Allen made the statement in an interview with Politico on U.S.-China relations.

"U.S. exports to China consistently support around one million American jobs. The trade war of the last three years has given us a small window into a future in which the United States and China deliberately erode their commercial relations, and the emerging picture is not pretty," according to Allen.

"At its peak, the trade war cost the United States about 245,000 jobs and $108 billion in lost GDP, according to a study by Oxford Economics. Keep in mind that this was before COVID-19 drove millions of Americans to file for unemployment."

Allen believes states and municipalities across the U.S. have been hit by the trade war as close-knit local trade relations with China are missing in the larger policy debate.

A 2019 Business Roundtable study notes as many as one-fifth of California's jobs depend on international trade, and nearly 146,000 jobs are supported by exports to China.

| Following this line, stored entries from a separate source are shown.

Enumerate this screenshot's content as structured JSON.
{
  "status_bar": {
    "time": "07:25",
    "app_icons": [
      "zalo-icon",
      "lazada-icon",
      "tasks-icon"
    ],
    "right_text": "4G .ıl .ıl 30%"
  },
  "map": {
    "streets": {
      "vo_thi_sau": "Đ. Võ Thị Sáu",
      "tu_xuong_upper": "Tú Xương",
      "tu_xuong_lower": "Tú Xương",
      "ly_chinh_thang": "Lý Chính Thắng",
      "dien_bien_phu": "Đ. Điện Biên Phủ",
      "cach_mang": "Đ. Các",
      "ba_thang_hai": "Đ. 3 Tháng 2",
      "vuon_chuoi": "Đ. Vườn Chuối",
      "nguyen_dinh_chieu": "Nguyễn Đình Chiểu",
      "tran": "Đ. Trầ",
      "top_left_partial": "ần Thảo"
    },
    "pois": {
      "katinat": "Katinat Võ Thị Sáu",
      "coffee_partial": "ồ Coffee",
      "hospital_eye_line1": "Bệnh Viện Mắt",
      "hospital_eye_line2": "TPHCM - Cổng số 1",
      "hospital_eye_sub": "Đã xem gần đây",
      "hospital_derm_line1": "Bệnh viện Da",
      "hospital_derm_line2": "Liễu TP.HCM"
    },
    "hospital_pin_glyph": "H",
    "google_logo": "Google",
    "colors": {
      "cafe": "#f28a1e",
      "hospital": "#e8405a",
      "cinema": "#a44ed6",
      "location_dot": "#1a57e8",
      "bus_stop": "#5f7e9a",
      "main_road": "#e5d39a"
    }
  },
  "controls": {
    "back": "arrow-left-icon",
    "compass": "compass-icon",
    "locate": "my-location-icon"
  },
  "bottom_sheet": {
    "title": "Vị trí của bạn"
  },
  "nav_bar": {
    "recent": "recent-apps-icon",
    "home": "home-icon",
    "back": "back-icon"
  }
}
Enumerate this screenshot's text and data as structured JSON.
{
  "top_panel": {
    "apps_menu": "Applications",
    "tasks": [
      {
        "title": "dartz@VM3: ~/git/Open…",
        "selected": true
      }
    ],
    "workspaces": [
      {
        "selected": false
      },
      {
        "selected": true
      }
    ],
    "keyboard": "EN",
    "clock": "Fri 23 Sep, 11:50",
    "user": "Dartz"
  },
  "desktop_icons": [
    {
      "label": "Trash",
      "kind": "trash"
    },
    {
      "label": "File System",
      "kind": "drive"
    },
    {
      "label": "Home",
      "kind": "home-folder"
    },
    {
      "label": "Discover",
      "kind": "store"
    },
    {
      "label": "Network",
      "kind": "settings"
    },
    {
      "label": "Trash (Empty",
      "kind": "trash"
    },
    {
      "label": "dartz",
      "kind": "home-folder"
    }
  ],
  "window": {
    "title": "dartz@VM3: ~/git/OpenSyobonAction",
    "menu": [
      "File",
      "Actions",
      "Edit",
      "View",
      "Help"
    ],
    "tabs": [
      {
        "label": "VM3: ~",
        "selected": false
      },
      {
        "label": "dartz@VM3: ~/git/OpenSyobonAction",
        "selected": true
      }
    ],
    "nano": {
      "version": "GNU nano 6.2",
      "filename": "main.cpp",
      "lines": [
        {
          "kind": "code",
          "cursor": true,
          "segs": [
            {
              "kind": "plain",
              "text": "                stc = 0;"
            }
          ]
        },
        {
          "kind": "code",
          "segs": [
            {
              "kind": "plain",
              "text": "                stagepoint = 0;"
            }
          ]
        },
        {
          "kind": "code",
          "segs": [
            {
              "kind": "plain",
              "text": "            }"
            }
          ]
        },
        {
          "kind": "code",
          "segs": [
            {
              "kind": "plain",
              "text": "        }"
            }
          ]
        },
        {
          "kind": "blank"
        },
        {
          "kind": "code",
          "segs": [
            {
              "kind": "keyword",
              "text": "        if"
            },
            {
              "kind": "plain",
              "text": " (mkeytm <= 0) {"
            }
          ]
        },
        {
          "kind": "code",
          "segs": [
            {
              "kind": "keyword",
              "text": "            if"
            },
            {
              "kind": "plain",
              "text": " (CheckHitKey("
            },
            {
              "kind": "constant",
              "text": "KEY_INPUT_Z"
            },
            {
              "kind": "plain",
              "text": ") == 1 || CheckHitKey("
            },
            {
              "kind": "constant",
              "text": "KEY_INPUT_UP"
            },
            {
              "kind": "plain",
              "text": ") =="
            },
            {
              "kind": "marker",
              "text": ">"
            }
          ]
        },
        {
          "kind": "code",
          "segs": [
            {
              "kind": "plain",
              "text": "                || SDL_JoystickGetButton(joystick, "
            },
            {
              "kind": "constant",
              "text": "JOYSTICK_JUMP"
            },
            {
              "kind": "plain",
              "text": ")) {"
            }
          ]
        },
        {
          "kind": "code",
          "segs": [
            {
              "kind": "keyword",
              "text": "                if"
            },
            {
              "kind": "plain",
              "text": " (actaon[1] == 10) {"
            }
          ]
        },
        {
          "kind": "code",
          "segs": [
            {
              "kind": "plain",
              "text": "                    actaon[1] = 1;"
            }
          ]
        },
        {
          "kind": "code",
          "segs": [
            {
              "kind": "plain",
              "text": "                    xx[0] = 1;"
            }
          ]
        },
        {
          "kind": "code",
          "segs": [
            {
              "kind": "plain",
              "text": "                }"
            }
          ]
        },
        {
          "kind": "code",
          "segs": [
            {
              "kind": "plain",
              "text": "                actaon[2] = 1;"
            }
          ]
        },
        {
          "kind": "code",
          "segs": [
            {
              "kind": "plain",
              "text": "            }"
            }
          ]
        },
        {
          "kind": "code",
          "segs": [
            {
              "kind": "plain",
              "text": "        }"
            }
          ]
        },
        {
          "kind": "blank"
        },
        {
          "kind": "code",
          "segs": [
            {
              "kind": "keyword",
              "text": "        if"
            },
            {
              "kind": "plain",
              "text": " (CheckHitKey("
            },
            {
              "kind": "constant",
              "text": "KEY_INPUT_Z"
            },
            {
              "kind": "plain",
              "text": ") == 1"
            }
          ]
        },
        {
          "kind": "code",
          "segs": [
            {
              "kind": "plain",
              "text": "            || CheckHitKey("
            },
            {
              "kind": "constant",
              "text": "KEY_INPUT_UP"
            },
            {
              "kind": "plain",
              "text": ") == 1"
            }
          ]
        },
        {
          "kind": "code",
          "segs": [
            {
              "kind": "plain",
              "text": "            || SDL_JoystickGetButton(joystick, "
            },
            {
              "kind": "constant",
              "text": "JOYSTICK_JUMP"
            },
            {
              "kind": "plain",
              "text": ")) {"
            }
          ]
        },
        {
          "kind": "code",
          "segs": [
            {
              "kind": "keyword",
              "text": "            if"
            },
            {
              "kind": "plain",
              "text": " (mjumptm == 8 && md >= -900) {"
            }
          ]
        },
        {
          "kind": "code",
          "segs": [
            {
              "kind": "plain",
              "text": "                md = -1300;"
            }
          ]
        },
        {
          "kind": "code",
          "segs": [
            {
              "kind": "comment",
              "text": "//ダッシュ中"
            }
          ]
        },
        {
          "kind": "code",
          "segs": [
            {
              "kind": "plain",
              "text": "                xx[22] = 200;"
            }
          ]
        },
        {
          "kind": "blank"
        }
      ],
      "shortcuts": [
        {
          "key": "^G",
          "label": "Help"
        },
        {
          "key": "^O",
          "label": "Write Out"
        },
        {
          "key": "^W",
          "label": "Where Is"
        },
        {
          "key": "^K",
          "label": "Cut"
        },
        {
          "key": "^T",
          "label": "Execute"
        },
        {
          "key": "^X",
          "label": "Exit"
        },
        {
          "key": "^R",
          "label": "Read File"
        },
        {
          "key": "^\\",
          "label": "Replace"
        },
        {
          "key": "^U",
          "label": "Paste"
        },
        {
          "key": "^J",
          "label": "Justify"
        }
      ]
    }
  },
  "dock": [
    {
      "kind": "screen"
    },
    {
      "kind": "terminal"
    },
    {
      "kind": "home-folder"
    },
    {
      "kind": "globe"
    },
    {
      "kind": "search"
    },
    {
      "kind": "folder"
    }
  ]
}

A lumber exporter based in Michigan complained that the 25-percent tariff has almost killed the industry: "Dozens of mills have closed throughout the country, with the loss of thousands of good jobs. Soybean and corn farmers in the Midwest got bailed out; we got nothing. Nobody seems to pay attention."

Two years ago, Chinese buyers snapped up 80 percent of the state's timber, and now the figure has fallen below 10 percent, said Allen.

Although it is difficult to tell whether it is the U.S. or China that has suffered more amid the trade war, Moody's illustrates that U.S. companies bear some 90 percent of the tariffs the country imposed on Chinese goods, Allen noted.

"In 2020, despite pandemic-induced political tension, tariffs and disruptions, exports to China from all 50 states increased by 18 percent … as Chinese retaliatory tariffs on U.S. goods were waived to meet commitments under the Phase One trade agreement," Allen said.

For decades, many American companies have successfully operated in China and invested those profits in research and development back in the United States, thereby creating good-paying jobs, Allen pointed out.

Without U.S.-China trade in technology, American companies would not have so much money to invest in R&D, personnel and factories back home that put American companies at the leading edge, said Allen.

"The path the U.S. is currently on needlessly hinders the trade relationship through ineffective tariffs, heavy-handed export control measures and other restrictions … The United States and China will eventually return to the negotiating table, hopefully soon," he said.